1. Field of the Disclosure
Aspects of the present disclosure are directed to an actuator assembly and, more particularly, to an actuator assembly and associated apparatuses implementing an actuatable member configured to change in dimension in response to an actuation signal so as to provide a linear actuation.
2. Description of Related Art
Once a dishwasher has completed a wash/rinse portion of a dish cleaning cycle, the user may be able to optionally select that the dishwasher actively dry the dishware before the dish cleaning cycle is completed. In this manner, the user may desire that the dishware be substantially dry prior to removal thereof from the dishwasher. In order to accomplish such active drying, the dishwasher may include a provision for air circulation within the tub portion, wherein the circulated air may be from within the tub portion, outside the tub portion, or a combination of both. In accomplishing such air circulation, some dishwasher may include a fan, which is normally off during the washing/rinsing portion of the dish cleaning cycle, in combination with a damper in communication between the interior of the tub portion and the exterior of the dishwasher. The damper is normally closed during the washing/rinsing portion of the dish cleaning cycle. Once the washing/rinsing portion of the dish cleaning cycle is completed (and the active drying option is selected), an actuator, such as a solenoid linked to the damper, is actuated to move the damper to an open position. With the damper in the open position, outside air may be allowed to enter the tub portion of the dishwasher. After the damper is opened (and/or detected to be in the open position), the fan is actuated to pull air through the open damper from outside the dishwasher and to circulate the air into the tub portion and about the dishware to facilitate drying of such dishware. De-actuation of the actuator, following de-actuation of the fan, returns the damper to the normally-closed position.

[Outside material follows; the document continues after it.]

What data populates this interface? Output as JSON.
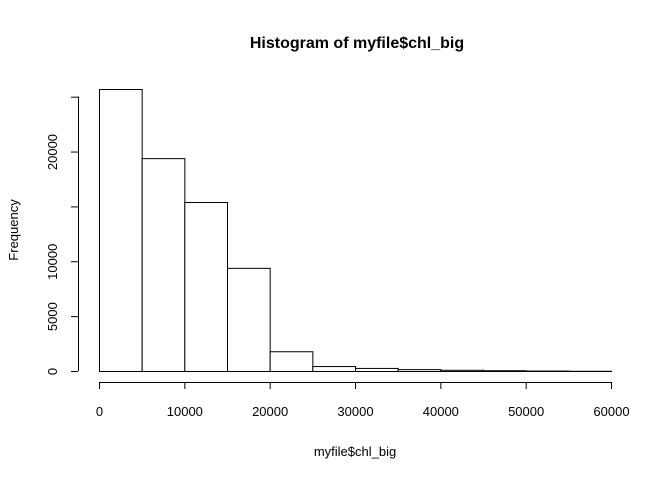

However, in such a configuration, the solenoid (actuator) used to open the damper may, in some instances, experience or cause a power surge upon actuation by an electrical source. In some configurations, the electrical source may be a 12 volt electrical source, since a component (i.e., solenoid) having such a relatively lower voltage input may not require, for example, expensive safety verifications and/or certifications often involved with a component having a relatively higher voltage input (i.e., 120 VAC). One shortcoming with such a configuration, though, is that a power surge may sometimes be associated with the actuation of a 12 volt solenoid, wherein such a power surge may undesirably cause a transient that may be difficult to filter out of the low voltage electrical system. Another shortcoming may be that, since the solenoid may be required to remain actuated to, for example, keep the damper in the open position during the drying procedure, the continuously actuated solenoid (actuator) may undesirably consume excessive power. Yet another shortcoming may be that, since the solenoid may be configured to produce a magnetic field for moving a plunger, and since the generated magnetic field produced by an actuated solenoid may, in turn, cause a relatively rapid movement of the plunger, contact between the plunger and a mechanical stop for limiting travel of the actuated plunger, may undesirably cause significant or otherwise noticeable noise.

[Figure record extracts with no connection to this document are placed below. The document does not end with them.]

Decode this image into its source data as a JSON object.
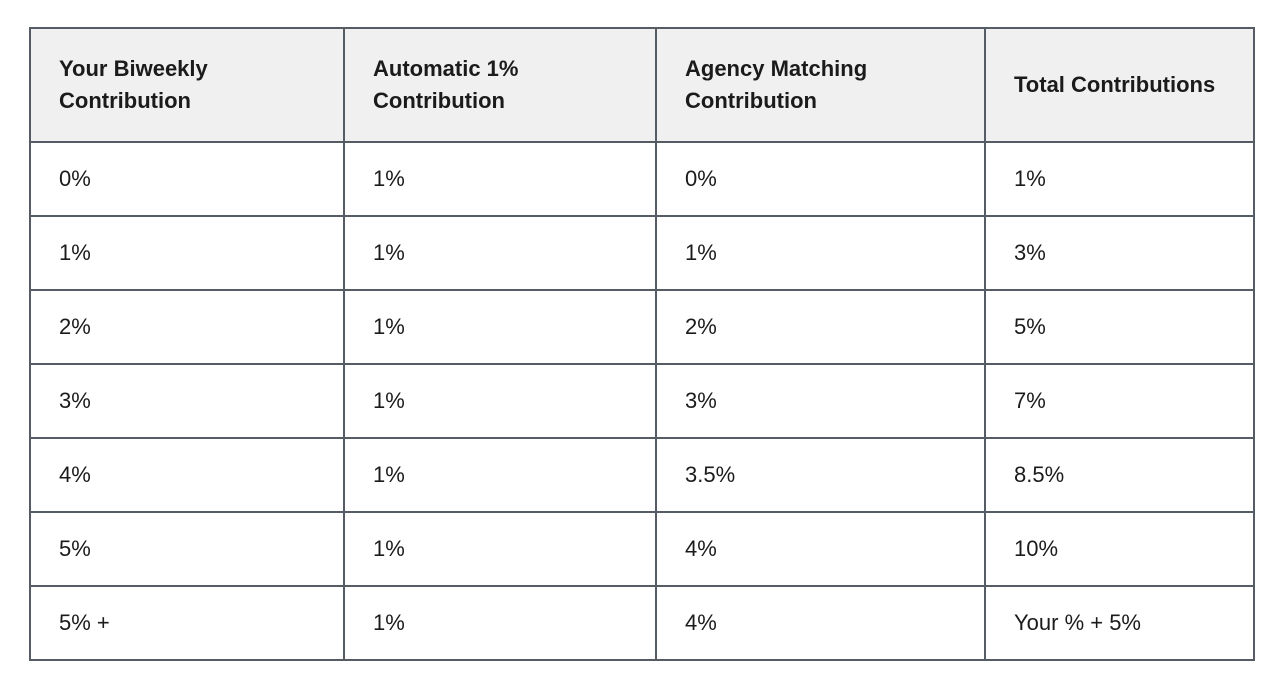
{
  "theme": {
    "border_color": "#565c65",
    "header_background": "#f0f0f0",
    "row_background": "#ffffff",
    "text_color": "#1b1b1b",
    "page_background": "#ffffff"
  },
  "chart_data": {
    "type": "table",
    "title": "",
    "columns": [
      "Your Biweekly Contribution",
      "Automatic 1% Contribution",
      "Agency Matching Contribution",
      "Total Contributions"
    ],
    "rows": [
      [
        "0%",
        "1%",
        "0%",
        "1%"
      ],
      [
        "1%",
        "1%",
        "1%",
        "3%"
      ],
      [
        "2%",
        "1%",
        "2%",
        "5%"
      ],
      [
        "3%",
        "1%",
        "3%",
        "7%"
      ],
      [
        "4%",
        "1%",
        "3.5%",
        "8.5%"
      ],
      [
        "5%",
        "1%",
        "4%",
        "10%"
      ],
      [
        "5% +",
        "1%",
        "4%",
        "Your % + 5%"
      ]
    ]
  }
}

In the alternative, the actuator may, in some instances, comprise a wax motor for providing the desired component movement (i.e., moving the damper to the open position). Such a wax motor may include three principal components: 1) a block of wax; 2) a plunger bearing on the wax; and 3) a heat source (i.e., a PTC thermistor) for heating the wax. When the heat source associated with the wax motor is actuated, the wax block is heated and expands. In so expanding, the expanding wax drives the plunger outwardly therefrom and, as such, may provide a linear force/motion for moving a mechanical component engaged with the plunger. Conversely, when the heat source is de-actuated, the wax block cools and contracts and the plunger is accordingly withdrawn. In some instances, withdrawal of the plunger may be facilitated by a biasing force externally applied to plunger or applied from within the wax motor. Depending on some factors such as, for example, the particular application of the wax motor, the plunger implemented by a wax motor may be characterized by a smooth and controlled (i.e., damped) motion, and thus less operational noise as compared to a magnetic solenoid. However, such wax motors may sometimes be unreliable in the field or otherwise have a limited service life.

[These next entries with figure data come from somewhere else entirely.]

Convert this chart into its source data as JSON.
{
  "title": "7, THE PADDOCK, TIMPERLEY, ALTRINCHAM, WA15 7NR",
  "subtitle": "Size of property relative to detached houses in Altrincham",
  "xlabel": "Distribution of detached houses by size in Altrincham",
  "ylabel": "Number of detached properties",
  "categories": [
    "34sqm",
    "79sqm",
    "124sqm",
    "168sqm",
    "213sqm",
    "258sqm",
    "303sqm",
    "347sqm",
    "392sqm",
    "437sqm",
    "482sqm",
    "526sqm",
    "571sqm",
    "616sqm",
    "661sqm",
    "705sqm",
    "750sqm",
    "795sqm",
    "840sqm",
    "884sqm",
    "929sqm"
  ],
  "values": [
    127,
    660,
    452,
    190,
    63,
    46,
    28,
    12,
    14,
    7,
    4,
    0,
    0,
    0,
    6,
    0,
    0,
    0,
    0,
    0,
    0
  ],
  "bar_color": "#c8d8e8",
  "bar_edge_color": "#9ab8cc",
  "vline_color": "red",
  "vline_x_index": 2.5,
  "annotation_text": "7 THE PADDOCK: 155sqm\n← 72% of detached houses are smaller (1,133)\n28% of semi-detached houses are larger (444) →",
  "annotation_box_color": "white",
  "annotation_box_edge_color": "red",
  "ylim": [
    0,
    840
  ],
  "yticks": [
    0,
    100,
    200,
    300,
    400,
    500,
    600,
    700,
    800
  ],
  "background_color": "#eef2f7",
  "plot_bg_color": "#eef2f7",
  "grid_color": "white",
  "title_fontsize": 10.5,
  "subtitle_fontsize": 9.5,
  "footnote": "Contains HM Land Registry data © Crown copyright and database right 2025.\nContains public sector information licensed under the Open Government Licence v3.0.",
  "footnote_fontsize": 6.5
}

Further, some dishwashers may include more than one operational component implementing or otherwise requiring linear actuation, wherein such linear actuation may be provided by an appropriate magnetic solenoid and/or a wax motor. Such operational components may include, for example, the actuatable fan damper, an actuatable water valve, an actuatable detergent dispenser, and an actuatable vent device. However, the use of multiple linear actuators, whether magnetic solenoids or wax motors, may undesirably add, for example, cost, higher power consumption, unreliability, and noise to the dishwasher itself.
As such, there exists a need for an actuator device for reducing, for example, cost, power consumption, unreliability, and noise, in a dishwashing appliance, as an alternative to magnetic solenoids and wax motors that may be implemented in such applications.